1. A liquid discharge head comprising:

a channel member including a discharge port configured to discharge liquid and at least one channel configured to supply the liquid to the discharge port; and

a recording element substrate including a supply path connecting to the at least one channel with a connection, the supply path being configured to supply the liquid to the at least one channel, and an energy generating element configured to discharge the liquid from the discharge port,

wherein the channel member further includes, at positions of the channel member facing the connection, a plurality of spaces, the spaces being formed by covering part of recesses of the channel member with a covering portion, the spaces each including an opening communicating with the at least one channel.

2. The liquid discharge head according to claim 1, wherein the spaces extend in a planar direction substantially perpendicular to a liquid discharge direction.

3. The liquid discharge head according to claim 1, wherein the spaces are configured to contain gas.

4. The liquid discharge head according to claim 1,

wherein the channel member includes a channel formed member and an adhesion enhancing member between the channel formed member and the recording element substrate and,

wherein the spaces are surrounded by the adhesion enhancing member and the channel formed member.
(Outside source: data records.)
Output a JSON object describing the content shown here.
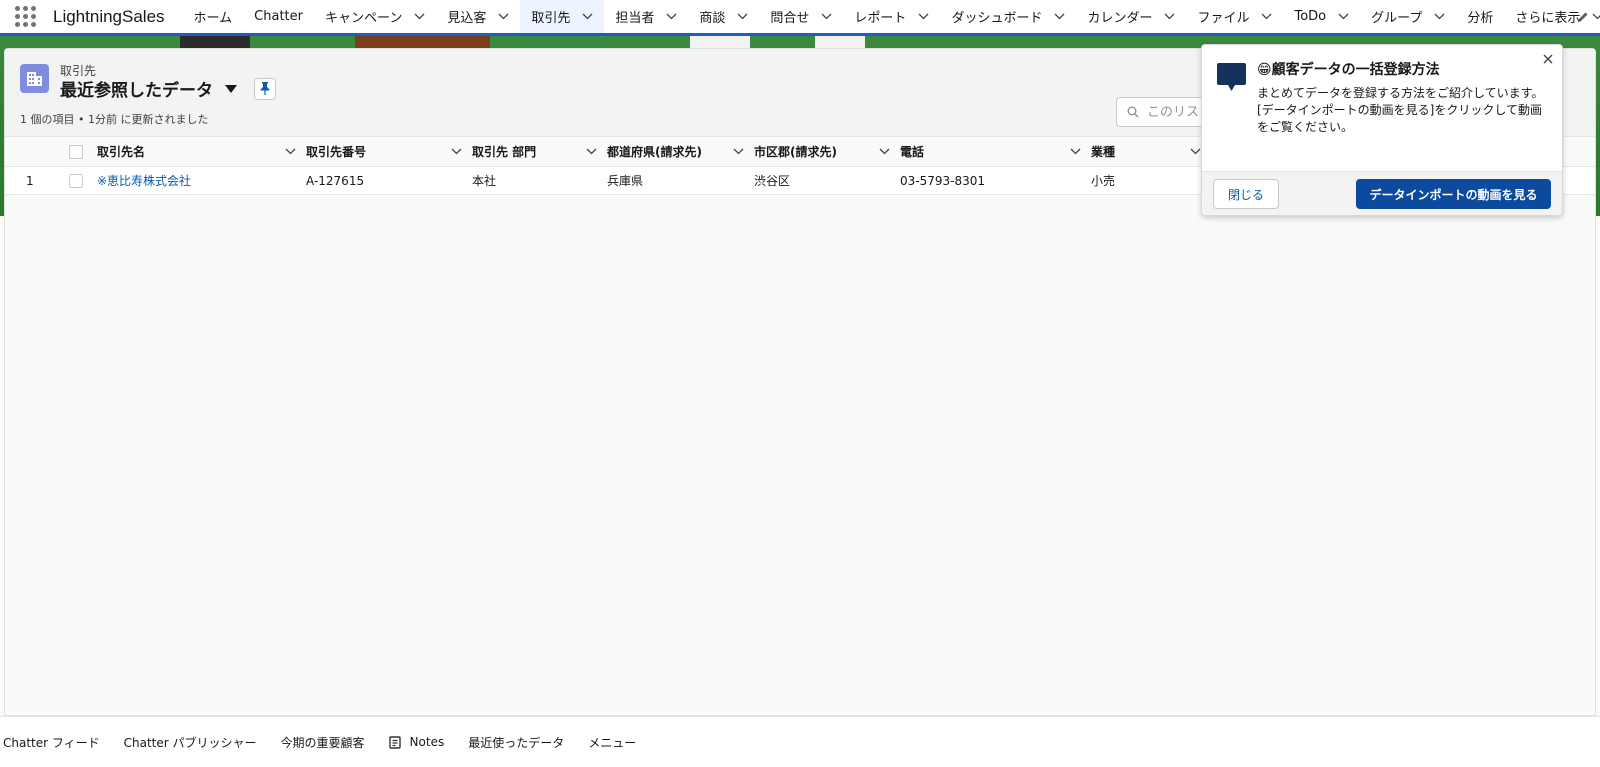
{
  "app": {
    "name": "LightningSales"
  },
  "nav": {
    "items": [
      {
        "label": "ホーム",
        "has_menu": false,
        "active": false
      },
      {
        "label": "Chatter",
        "has_menu": false,
        "active": false
      },
      {
        "label": "キャンペーン",
        "has_menu": true,
        "active": false
      },
      {
        "label": "見込客",
        "has_menu": true,
        "active": false
      },
      {
        "label": "取引先",
        "has_menu": true,
        "active": true
      },
      {
        "label": "担当者",
        "has_menu": true,
        "active": false
      },
      {
        "label": "商談",
        "has_menu": true,
        "active": false
      },
      {
        "label": "問合せ",
        "has_menu": true,
        "active": false
      },
      {
        "label": "レポート",
        "has_menu": true,
        "active": false
      },
      {
        "label": "ダッシュボード",
        "has_menu": true,
        "active": false
      },
      {
        "label": "カレンダー",
        "has_menu": true,
        "active": false
      },
      {
        "label": "ファイル",
        "has_menu": true,
        "active": false
      },
      {
        "label": "ToDo",
        "has_menu": true,
        "active": false
      },
      {
        "label": "グループ",
        "has_menu": true,
        "active": false
      },
      {
        "label": "分析",
        "has_menu": false,
        "active": false
      },
      {
        "label": "さらに表示",
        "has_menu": true,
        "active": false
      }
    ]
  },
  "list_view": {
    "object_label": "取引先",
    "title": "最近参照したデータ",
    "status": "1 個の項目 • 1分前 に更新されました",
    "search_placeholder": "このリストを検索..."
  },
  "table": {
    "columns": [
      "取引先名",
      "取引先番号",
      "取引先 部門",
      "都道府県(請求先)",
      "市区郡(請求先)",
      "電話",
      "業種"
    ],
    "rows": [
      {
        "num": "1",
        "name": "※恵比寿株式会社",
        "number": "A-127615",
        "site": "本社",
        "state": "兵庫県",
        "city": "渋谷区",
        "phone": "03-5793-8301",
        "industry": "小売"
      }
    ]
  },
  "popover": {
    "title": "😁顧客データの一括登録方法",
    "body": "まとめてデータを登録する方法をご紹介しています。[データインポートの動画を見る]をクリックして動画をご覧ください。",
    "close_label": "閉じる",
    "action_label": "データインポートの動画を見る"
  },
  "utility_bar": {
    "items": [
      {
        "label": "Chatter フィード",
        "icon": null
      },
      {
        "label": "Chatter パブリッシャー",
        "icon": null
      },
      {
        "label": "今期の重要顧客",
        "icon": null
      },
      {
        "label": "Notes",
        "icon": "notes-icon"
      },
      {
        "label": "最近使ったデータ",
        "icon": null
      },
      {
        "label": "メニュー",
        "icon": null
      }
    ]
  },
  "colors": {
    "brand": "#1b5fc1",
    "link": "#0b5cab",
    "brand_button": "#0b4a9e",
    "object_icon": "#7f8de1",
    "hero_green": "#2f7e34"
  }
}
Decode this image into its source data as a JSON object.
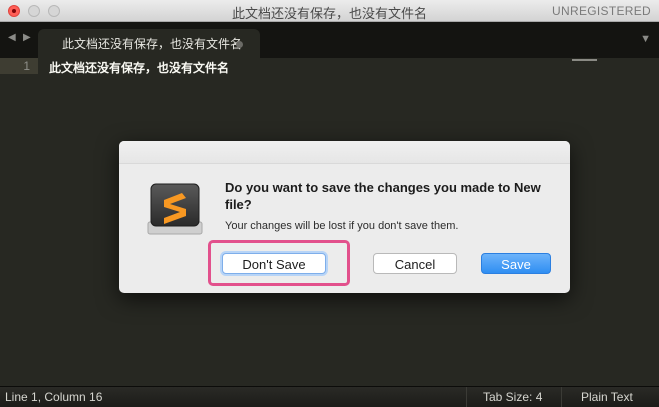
{
  "window": {
    "title": "此文档还没有保存，也没有文件名",
    "registration": "UNREGISTERED"
  },
  "tabs": {
    "nav_left": "◀",
    "nav_right": "▶",
    "menu": "▼",
    "active_tab_label": "此文档还没有保存，也没有文件名"
  },
  "editor": {
    "line_number": "1",
    "line_text": "此文档还没有保存，也没有文件名"
  },
  "dialog": {
    "heading": "Do you want to save the changes you made to New file?",
    "body": "Your changes will be lost if you don't save them.",
    "dont_save_label": "Don't Save",
    "cancel_label": "Cancel",
    "save_label": "Save",
    "icon": "sublime-text-icon"
  },
  "status_bar": {
    "position": "Line 1, Column 16",
    "tab_size": "Tab Size: 4",
    "syntax": "Plain Text"
  },
  "colors": {
    "editor_bg": "#272822",
    "highlight": "#e2508c",
    "save_button": "#2f8ef2",
    "app_icon_accent": "#f89822"
  }
}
5. The liquid discharge head according to claim 1, wherein the opening is open in a direction opposite to a liquid discharge direction.

6. The liquid discharge head according to claim 1, wherein, in each of the recesses, the partially covered space is provided on one side of the recess.

7. The liquid discharge head according to claim 1, wherein the plurality of spaces is arranged in a row in a longitudinal direction of the channel member.

8. The liquid discharge head according to claim 1, wherein an array in which the plurality of spaces is arranged in a row in a longitudinal direction of the channel member is arrayed in two or more rows in a crosswise direction of the channel member.

9. The liquid discharge head according to claim 1, wherein, of the plurality of spaces arranged in a longitudinal direction of the channel member,

wherein in the space located at the far end from a supply port where the liquid is supplied to the channel member, the covering portion is longer in the longitudinal direction than in the space where the distance from the supply port is closer.

10. A liquid discharge apparatus comprising:

a liquid discharge head including: a channel member including a discharge port configured to discharge liquid and at least one channel configured to supply the liquid to the discharge port; and a recording element substrate including a supply path connecting to the at least one channel with a connection, the supply path being configured to supply the liquid to the at least one channel, and an energy generating element configured to discharge the liquid from the discharge port, wherein the channel member further includes, at positions of the channel member facing the connection, a plurality of spaces, the spaces being formed by covering part of recesses of the channel member with a covering portion, the spaces each including an opening communicating with the at least one channel.